Le dernier film de Robert Zemeckis, Here, a été littéralement détruit par la critique anglo-saxonne. Du coup, sa distribution française a été sacrifiée… alors que, chez nous, les cinéphiles l’accueillent très positivement. Que faut-il en penser ?
Dans les années 80-90, il semblait que rien ne pouvait mal aller pour Robert Zemeckis, expert des gros succès commerciaux (et critiques, le plus souvent), tout en jouant de manière audacieuse avec les progrès de la technologie, qui l’ont toujours fasciné : si Back To The Future et ses paradoxes temporels ont marqué plusieurs générations, ses expérimentations audacieuses (Roger Rabbit, Death Becomes Her, The Polar Express), même si elles n’ont pas toujours été convaincantes, lui ont valu le respect de nombreux critiques de par le monde. Et puis, peu à peu, les choses se sont gâtées, ses films ont été de plus en plus critiqués, ignorés, jusqu’à ce qu’il signe des choses indignes de lui pour la maison Disney. Here devait marquer son grand retour, avec un plan qui ne pouvait pas échouer : réunir l’équipe de son plus gros succès, Forrest Gump (Tom Hanks, Robin Wright, le scénariste Eric Roth), baser son film sur un concept « temporel » comme Back To The Future, utiliser systématiquement les derniers outils de l’IA pour pratiquer un rajeunissement digital de ses acteurs à chaque plan (la technologie – alors catastrophique – utilisée par Scorsese pour son The Irishman, qui a évolué depuis…)…
Malheureusement, la critique US a descendu le film en flammes, et le public l’a largement boudé, avec des arguments rationnels assez convaincants, que l’on peut facilement résumer : Here est un interminable clip publicitaire pour une assurance-vie, ennuyeux au dernier degré de par son absence totale et de situations intéressantes, et de personnages pour lesquels on ressentirait la moindre empathie. Le tout gâché par la laideur atroce du « de-aging » qui déréalise le jeu des acteurs. Soit des arguments convaincants, et même impossible à récuser, en fait…
…Car Here est sorti dans la foulée chez nous, dans un minimum de salles qui en limiteront la « visibilité », puisque la production n’y croyait plus du tout.
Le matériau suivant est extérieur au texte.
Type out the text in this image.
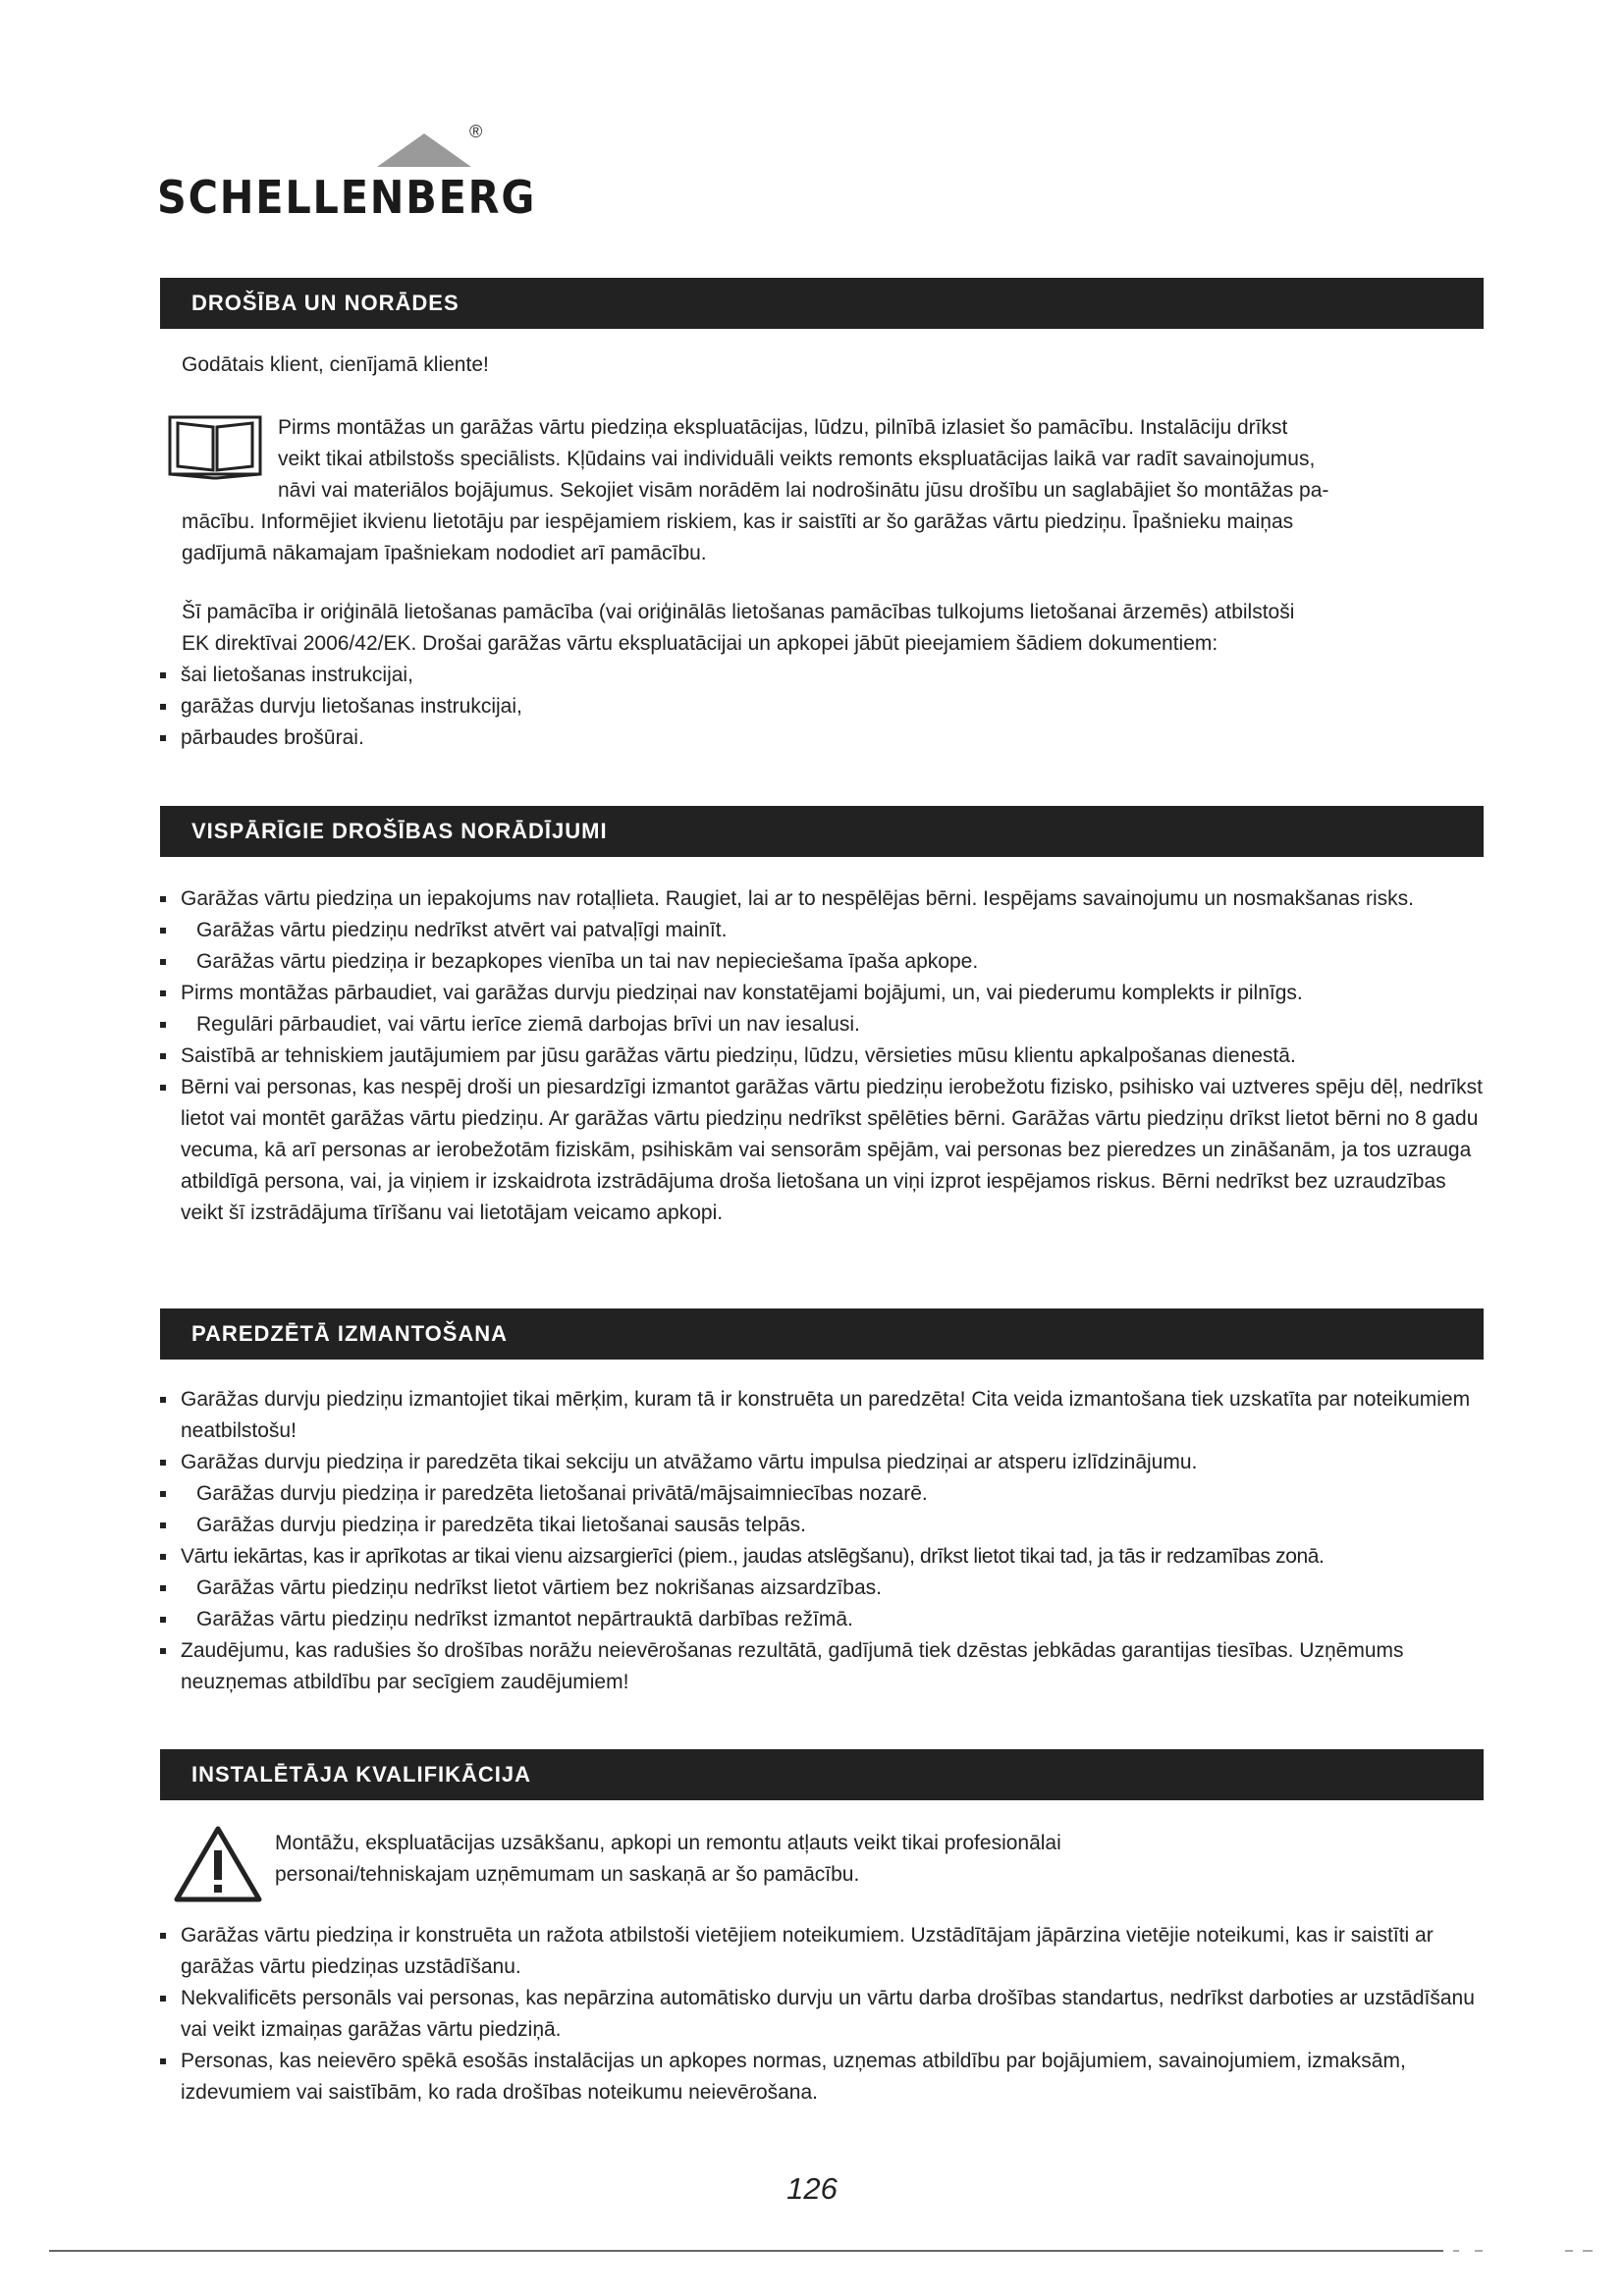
®
SCHELLENBERG
DROŠĪBA UN NORĀDES
Godātais klient, cienījamā kliente!
Pirms montāžas un garāžas vārtu piedziņa ekspluatācijas, lūdzu, pilnībā izlasiet šo pamācību. Instalāciju drīkst
veikt tikai atbilstošs speciālists. Kļūdains vai individuāli veikts remonts ekspluatācijas laikā var radīt savainojumus,
nāvi vai materiālos bojājumus. Sekojiet visām norādēm lai nodrošinātu jūsu drošību un saglabājiet šo montāžas pa-
mācību. Informējiet ikvienu lietotāju par iespējamiem riskiem, kas ir saistīti ar šo garāžas vārtu piedziņu. Īpašnieku maiņas
gadījumā nākamajam īpašniekam nododiet arī pamācību.
Šī pamācība ir oriģinālā lietošanas pamācība (vai oriģinālās lietošanas pamācības tulkojums lietošanai ārzemēs) atbilstoši
EK direktīvai 2006/42/EK. Drošai garāžas vārtu ekspluatācijai un apkopei jābūt pieejamiem šādiem dokumentiem:
šai lietošanas instrukcijai,
garāžas durvju lietošanas instrukcijai,
pārbaudes brošūrai.
VISPĀRĪGIE DROŠĪBAS NORĀDĪJUMI
Garāžas vārtu piedziņa un iepakojums nav rotaļlieta. Raugiet, lai ar to nespēlējas bērni. Iespējams savainojumu un nosmakšanas risks.
Garāžas vārtu piedziņu nedrīkst atvērt vai patvaļīgi mainīt.
Garāžas vārtu piedziņa ir bezapkopes vienība un tai nav nepieciešama īpaša apkope.
Pirms montāžas pārbaudiet, vai garāžas durvju piedziņai nav konstatējami bojājumi, un, vai piederumu komplekts ir pilnīgs.
Regulāri pārbaudiet, vai vārtu ierīce ziemā darbojas brīvi un nav iesalusi.
Saistībā ar tehniskiem jautājumiem par jūsu garāžas vārtu piedziņu, lūdzu, vērsieties mūsu klientu apkalpošanas dienestā.
Bērni vai personas, kas nespēj droši un piesardzīgi izmantot garāžas vārtu piedziņu ierobežotu fizisko, psihisko vai uztveres spēju dēļ, nedrīkst lietot vai montēt garāžas vārtu piedziņu. Ar garāžas vārtu piedziņu nedrīkst spēlēties bērni. Garāžas vārtu piedziņu drīkst lietot bērni no 8 gadu vecuma, kā arī personas ar ierobežotām fiziskām, psihiskām vai sensorām spējām, vai personas bez pieredzes un zināšanām, ja tos uzrauga atbildīgā persona, vai, ja viņiem ir izskaidrota izstrādājuma droša lietošana un viņi izprot iespējamos riskus. Bērni nedrīkst bez uzraudzības veikt šī izstrādājuma tīrīšanu vai lietotājam veicamo apkopi.
PAREDZĒTĀ IZMANTOŠANA
Garāžas durvju piedziņu izmantojiet tikai mērķim, kuram tā ir konstruēta un paredzēta! Cita veida izmantošana tiek uzskatīta par noteikumiem neatbilstošu!
Garāžas durvju piedziņa ir paredzēta tikai sekciju un atvāžamo vārtu impulsa piedziņai ar atsperu izlīdzinājumu.
Garāžas durvju piedziņa ir paredzēta lietošanai privātā/mājsaimniecības nozarē.
Garāžas durvju piedziņa ir paredzēta tikai lietošanai sausās telpās.
Vārtu iekārtas, kas ir aprīkotas ar tikai vienu aizsargierīci (piem., jaudas atslēgšanu), drīkst lietot tikai tad, ja tās ir redzamības zonā.
Garāžas vārtu piedziņu nedrīkst lietot vārtiem bez nokrišanas aizsardzības.
Garāžas vārtu piedziņu nedrīkst izmantot nepārtrauktā darbības režīmā.
Zaudējumu, kas radušies šo drošības norāžu neievērošanas rezultātā, gadījumā tiek dzēstas jebkādas garantijas tiesības. Uzņēmums neuzņemas atbildību par secīgiem zaudējumiem!
INSTALĒTĀJA KVALIFIKĀCIJA
Montāžu, ekspluatācijas uzsākšanu, apkopi un remontu atļauts veikt tikai profesionālai
personai/tehniskajam uzņēmumam un saskaņā ar šo pamācību.
Garāžas vārtu piedziņa ir konstruēta un ražota atbilstoši vietējiem noteikumiem. Uzstādītājam jāpārzina vietējie noteikumi, kas ir saistīti ar garāžas vārtu piedziņas uzstādīšanu.
Nekvalificēts personāls vai personas, kas nepārzina automātisko durvju un vārtu darba drošības standartus, nedrīkst darboties ar uzstādīšanu vai veikt izmaiņas garāžas vārtu piedziņā.
Personas, kas neievēro spēkā esošās instalācijas un apkopes normas, uzņemas atbildību par bojājumiem, savainojumiem, izmaksām, izdevumiem vai saistībām, ko rada drošības noteikumu neievērošana.
126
La surprise est que, en France (un drôle de pays qui, rappelons-le, a porté aux nues Jerry Lewis, un acteur unanimement méprisé dans son pays…!), les critiques sont bonnes, voire excellentes. Et que les (petites) salles où le film est projeté sont plutôt bien remplies par des spectateurs qui en ressortent ravis et les yeux humides.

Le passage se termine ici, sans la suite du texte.